In of in de directe nabijheid van het plangebied liggen geen natuurgebieden in de zin van de Natuurbeschermingswet.
In april 2002 is de Flora- en faunawet in werking getreden. In deze wet zijn de onderdelen uit de Europese Habitatrichtlijn en de Vogelrichtlijn die de bescherming van soorten betreffen, geïmplementeerd. Op basis van de Flora- en faunawet moet bij alle geplande ruimtelijke ingrepen nagegaan worden of er schade wordt toegebracht aan beschermde dier- en plantensoorten.

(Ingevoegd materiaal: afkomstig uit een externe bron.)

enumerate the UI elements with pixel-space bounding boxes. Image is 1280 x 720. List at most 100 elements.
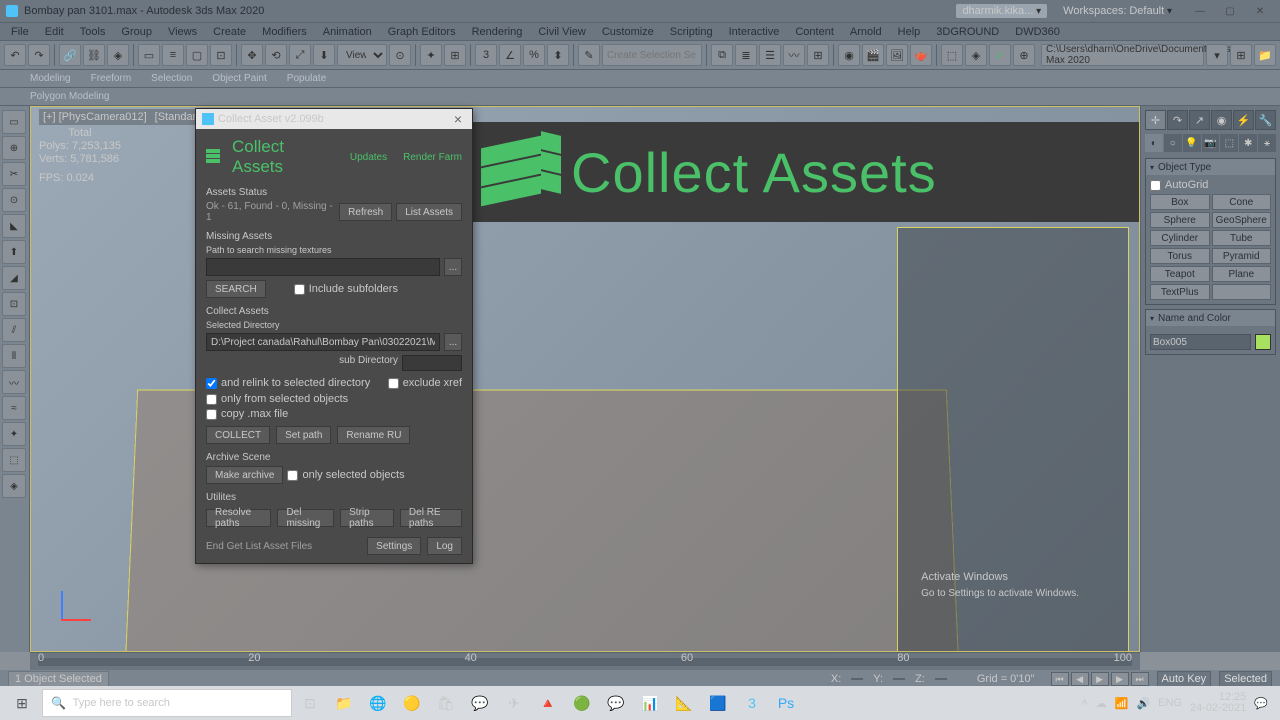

Sinds 22 februari 2005 is de AMvB in werking getreden die voorziet in een wijziging van het Besluit beschermde dier- en plantensoorten. Met deze AMvB is het ontheffingsregime aangepast. Met de inwerkingtreding van dit besluit zal sprake zijn van een drietal categorieën beschermingsniveaus:
- niveau 1: een algemene vrijstelling van in Nederland algemeen voorkomende soorten. Voor deze soorten is geen ontheffing van de artikelen 8 tot en met 12 van de Flora- en faunawet meer nodig;
- niveau 2: een algemene vrijstelling met gedragscode voor een aantal beschermde soorten genoemd in tabel 2 van het Besluit vrijstelling beschermde dier- en plantensoorten, zoals bijvoorbeeld de eekhoorn, de steenmarter en alle in het wild voorkomende vogelsoorten (tabel 3). In een op te stellen gedragscode moet worden aangegeven hoe bij nieuwe plannen en projecten omgegaan dient te worden met beschermde soorten. Onder deze voorwaarden, vooraf goedgekeurd door de minister van LNV, kan gebruik worden gemaakt van deze vrijstelling;
- niveau 3: streng beschermde soorten. Deze zijn soorten genoemd in bijlage 1 van het Besluit vrijstelling beschermde dier- en plantensoorten en alle soorten die zijn opgenomen in bijlage 4 van het Habitatrichtlijn. Voor deze soorten kan geen algemene vrijstelling worden gegeven en is voor ruimtelijke ontwikkelingen een ontheffingsaanvraag noodzakelijk. Een ontheffingsaanvraag voor deze soorten wordt getoetst aan drie criteria: 1) is er sprake van dwingende redenen van openbaar belang, 2) er zijn geen alternatieve voorhanden en 3) de ruimtelijke ingreep doet geen afbreuk aan de gunstige staat van instandhouding van de soort. Voor een ontheffingsaanvraag moet alle drie de criteria worden voldaan.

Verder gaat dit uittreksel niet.